A la Orson Welles
En 1971, la productrice Marlène Belilos décide de traiter le thème de la science-fiction dans son émission culturelle Correspondances. Le rédacteur en chef de La Gazette littéraire Franck Jotterand lui souffle une idée folle: pourquoi ne pas tester la croyance des téléspectateurs dans la vie extraterrestre? Les compères vont s’inspirer du célèbre canular radiophonique d’Orson Welles qui en 1938 jeta une partie de l’Amérique dans la panique. Ils construisent un scénario habilement orchestré qui tiendra en haleine durant plus d’une heure des téléspectateurs partagés entre incrédulité et stupéfaction.
L’atelier de décoration de la TSR imagina une soucoupe en Sagex. Une compagnie de pompiers fut convoquée pour empêche les curieux de s'approcher du lieu avant l'émission. Le plus dur fut de garder le secret.
Breaking news
La mise en place du canular exigea une organisation complexe au sein des équipes de la TSR. Tout commence à 20h30, ce 22 juin 1971: la speakerine Lyliam prend l'antenne pour annoncer au public romand qu'un objet non identifié vient de se poser à Aire-la-Ville.
Effet de réel
Sur le plateau, on retrouve Marlène Belilos et son complice Franck Jotterand. Images bougées, entrées de son aléatoires, bafouillages : tout nous fait croire que l'on travaille dans la précipitation. Pour renforcer l'effet de réel, on appelle sur le plateau un éminent scientifique du CERN. Une équipe de télévision, conduite par le journaliste François Enderlin, se rend sur les lieux.
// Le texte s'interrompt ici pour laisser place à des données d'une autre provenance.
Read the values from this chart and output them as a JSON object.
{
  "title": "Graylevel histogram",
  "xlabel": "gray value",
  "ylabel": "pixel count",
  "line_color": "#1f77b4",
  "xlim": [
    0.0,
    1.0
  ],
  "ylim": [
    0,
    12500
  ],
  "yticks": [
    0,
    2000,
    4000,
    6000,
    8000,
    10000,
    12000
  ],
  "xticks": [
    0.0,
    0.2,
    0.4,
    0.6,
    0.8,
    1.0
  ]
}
Le standard téléphonique de la TSR explose. Plusieurs centaines de Genevois affluent sur le lieu supposé de l'atterrissage. Les premières images parviennent enfin aux téléspectateurs. On identifie peu à peu ce qui apparaît bien comme un vaisseau spatial.
Reportages plus vrais que nature
Durant l'émission, des reportages viennent encore brouiller les pistes. On donne notamment la parole à des personnes disant avoir été témoins de manifestations extraterrestres dans la région genevoise.
Rencontre du 3e type
L'ambiance est de plus en plus agitée à Aire-la-Ville. Elle devient carrément survoltée lorsqu'un courageux pompier en combinaison de protection s'approche de la soucoupe spatiale, d'où commencent à émerger des signes de vie.
Succès
Le canular imaginé par Marlène Belilos et Franck Jotterand fut un succès. L'ancienne productrice se souvient : "Les taux d'audience ont explosé. Les chaînes françaises, qui diffusaient des feuilletons d'habitude bien suivis, furent désertées." A part la déception que durent digérer ceux qui crurent vivre en direct la première rencontre du 3e type, tout se termina dans la bonne humeur.
Hier soir, on a bien cru pendant quelques instants qu'Aire-la-Ville avait l'insigne honneur de devenir le premier point de contact par où s'établirait la liaison entre les extra-terrestres et et notre bonne vieille Terre. Et qu'on ne dise pas que les Genevois manquent de courage: ils se sont précipités en masse pour accueillir les visiteurs intersidéraux.
Les canulars ne sont pas rares en télévision. Ils sont même devenus presque incontournables le jour du 1er avril. Mais les risques de dérapage existent. On se souvient du cas de la Belgique en 2006. Le 15 décembre de cette année, la RTBF diffusait en prime time un faux journal télévisé annonçant la déclaration d'indépendance de la Flandre. Cette fausse nouvelle provoqua d’abord une énorme émotion dans le pays, suivie d’un véritable tollé.